Avec une grande perspicacité, Léa Todorov tisse une intrigue dont les fils prennent les couleurs de différentes problématiques pour mieux questionner les enjeux sociétaux proposés par les méthodes révolutionnaires d'éducation et d'intégration sociale de l'enfant qui n'est dès lors plus considéré comme une machine à obéir. Car c'est de la marge de la société qu'émergent ces expérimentations éducatives dont les bénéfices seront mises à la disposition de l'ensemble de la société. Au lieu de produire de l'identique monochrome, inodore et uniforme, Maria Montessori propose de prendre en considération la sensibilité de chacun pour accepter l'altérité en tant que telle : voilà bien un message fondateur précieux issu des réflexions anthropologiques personnelles de la bien nommée Léa Todorov qui continuent à irriguer la pensée contemporaine et qui permet ici de repenser la singularité du mouvement féministe. Comme il en est question dans une scène du film, il ne s'agit plus de répéter la voix patrimoniale des grands maîtres à l'instar du professeur Itard qui convoque aussi cinématographiquement ici L'Enfant sauvage (1970) de François Truffaut, mais d'assumer la singularité féminine d'une nouvelle voix d'apprentissage où la femme est notamment remise en valeur dans son rôle déterminant de sociabilisation et d'accueil bien heureux d'un petit être au monde.
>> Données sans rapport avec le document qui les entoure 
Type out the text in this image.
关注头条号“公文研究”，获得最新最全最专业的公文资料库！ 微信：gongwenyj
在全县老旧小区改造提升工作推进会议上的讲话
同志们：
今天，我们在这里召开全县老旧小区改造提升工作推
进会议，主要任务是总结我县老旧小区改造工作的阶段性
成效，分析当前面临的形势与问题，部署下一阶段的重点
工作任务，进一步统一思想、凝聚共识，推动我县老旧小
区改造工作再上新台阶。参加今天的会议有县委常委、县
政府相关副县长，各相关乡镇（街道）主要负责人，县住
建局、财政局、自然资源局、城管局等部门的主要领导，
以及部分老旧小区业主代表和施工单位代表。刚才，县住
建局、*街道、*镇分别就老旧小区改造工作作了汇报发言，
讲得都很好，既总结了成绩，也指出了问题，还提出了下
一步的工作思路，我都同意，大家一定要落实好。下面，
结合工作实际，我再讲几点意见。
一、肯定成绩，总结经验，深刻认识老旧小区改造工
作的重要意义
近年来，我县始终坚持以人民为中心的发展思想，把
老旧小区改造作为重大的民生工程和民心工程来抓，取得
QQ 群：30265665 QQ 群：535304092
L'approche cinématographique de Léa Todorov se nourrit également du cinéma de Fernand Deligny (Le Moindre geste, 1971) par son travail de mise en scène avec des enfants neuro-atypiques dans une démarche là aussi inclusive de légitimité de leurs interprétations. C'est ainsi que l'interprétation de Rafaelle Sonneville-Caby dans le rôle de Tina épouse parfaitement l'approche éducative de Maria Montessori.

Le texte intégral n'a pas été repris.